The Senate held another hearing on 700 MHz.  Senate Committee Chairman Inouye (D-Hawaii) assembled two good panels to discuss the upcoming auction.  The first panel looked at Public Safety spectrum needs in the context of Frontline’s proposal.  The second panel discussed commercial use and allocation of the 700 MHz spectrum. 

There were no real surprises yesterday.  However, I believe a great deal of information was gleaned from Paul Cosgrave (Comissioner, NYC Department of Information Technology and Telecommunications).  I want to focus my thoughts on his comments to the Committee.  I touched upon most of what was discussed on the second panel earlier this week.

The first panel’s focus was on Public Safety and whether or not Frontline Wireless’ proposal – specifically, the commercial-public safety hybrid network – was a good idea.  With regard to Frontline, I think more questions were raised about the proposal and it was not blessed by lawmakers as the answer for Public Safety’s spectrum needs.  On that note, Paul Cosgrave described how they have effectively put together an interoperable network in NYC.  His comments reminded me of Mayor Bloomberg’s testimony before the Senate Committee of Homeland Security & Government Affairs earlier this year.  The main sentiment was that New York didn’t have time to wait for Washington to solve their needs.  Accordingly, NYC looked for funds to help implement their solution but did not want a mandate from government on a technology solution for Public Safety (or to be punished for implementing a solution and not receiving federal funds).  Overall, Mr. Cosgrave stated that he was not sure that the (Frontline) network would be engineered appropriately for Public Safety and that a “one size fits all” solution is not the answer.

A couple of related thoughts -

Commercial networks are built and act differently than a public safety network.  Commercial wireless networks are affected by weather and don’t always have the best penetration in buildings.  Public Safety must have a bullet-proof network.

Consumers’ calls to 911 and loved ones are important.  In the instance of a major disaster or terrorist attack, consumers need to have a sense that their call will have a chance to connect.  The thought of getting preempted or knowing that you are using a carrier that will preempt you in the event of an emergency doesn’t seem palatable.  Safety is your most important call.

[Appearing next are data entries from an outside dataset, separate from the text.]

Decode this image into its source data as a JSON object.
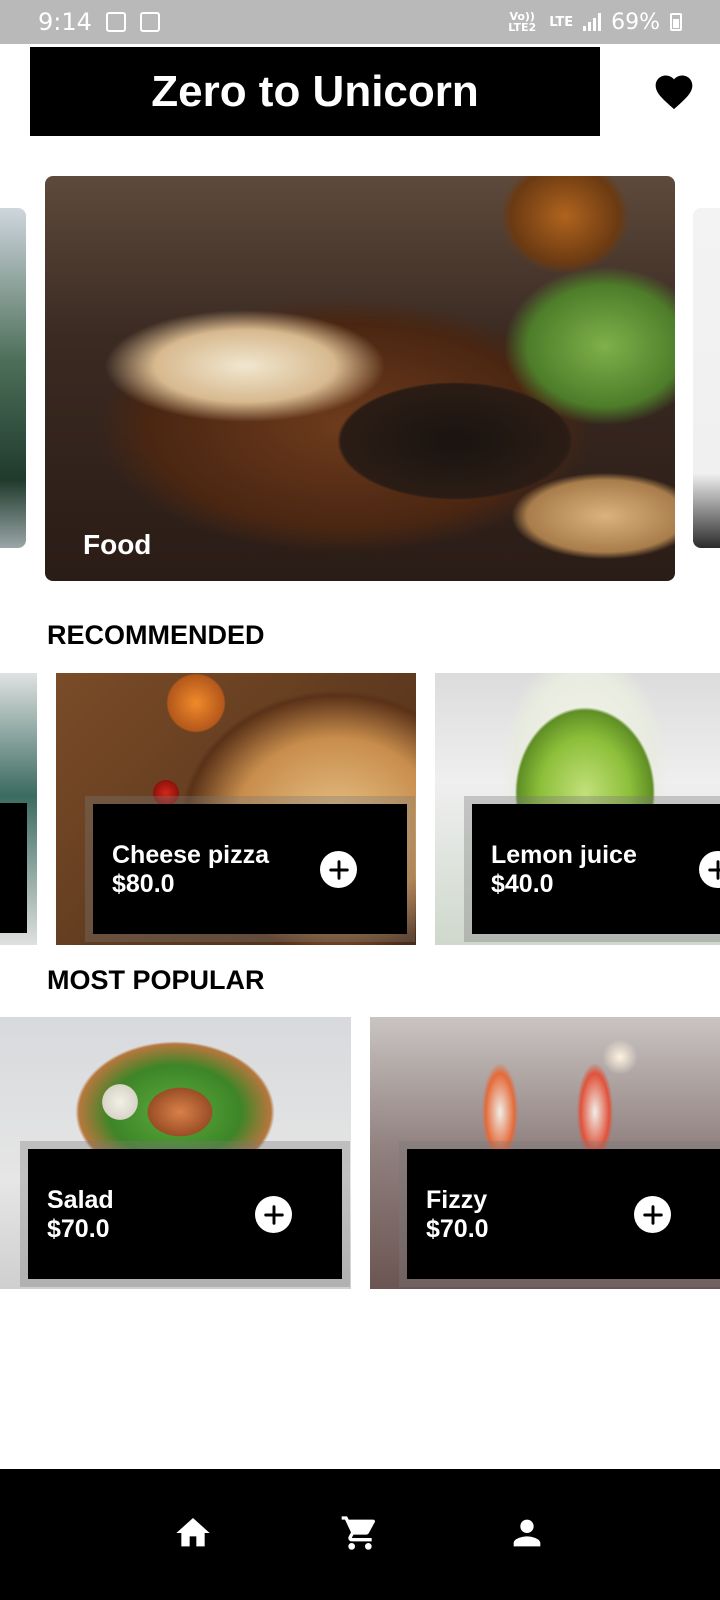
{
  "status_bar": {
    "time": "9:14",
    "network_top": "Vo)) LTE2",
    "network_label": "LTE",
    "battery": "69%"
  },
  "header": {
    "title": "Zero to Unicorn",
    "favorite_icon": "heart-icon"
  },
  "banner": {
    "label": "Food"
  },
  "sections": {
    "recommended_title": "RECOMMENDED",
    "popular_title": "MOST POPULAR"
  },
  "recommended": [
    {
      "name": "Cheese pizza",
      "price": "$80.0"
    },
    {
      "name": "Lemon juice",
      "price": "$40.0"
    }
  ],
  "popular": [
    {
      "name": "Salad",
      "price": "$70.0"
    },
    {
      "name": "Fizzy",
      "price": "$70.0"
    }
  ],
  "bottom_nav": {
    "items": [
      "home-icon",
      "cart-icon",
      "profile-icon"
    ]
  },
  "colors": {
    "header_bg": "#000000",
    "status_bar_bg": "#b9b9b9",
    "panel_bg": "#000000",
    "nav_bg": "#000000"
  }
}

Leasing deals with Public Safety so that they can use the spectrum seems – in this instance – a recipe for disaster.

Spectrum is a public resource.  With regard to Frontline, enriching a few investors, gambling on this public safety network, and altering the market (conditions placed on the license – make it less valuable) for that spectrum will ultimately leave many consumers and taxpayers with a bad taste in their mouth.

Dish Disclosure – Our firm represents CTIA and the Wireless Broadband Coalition.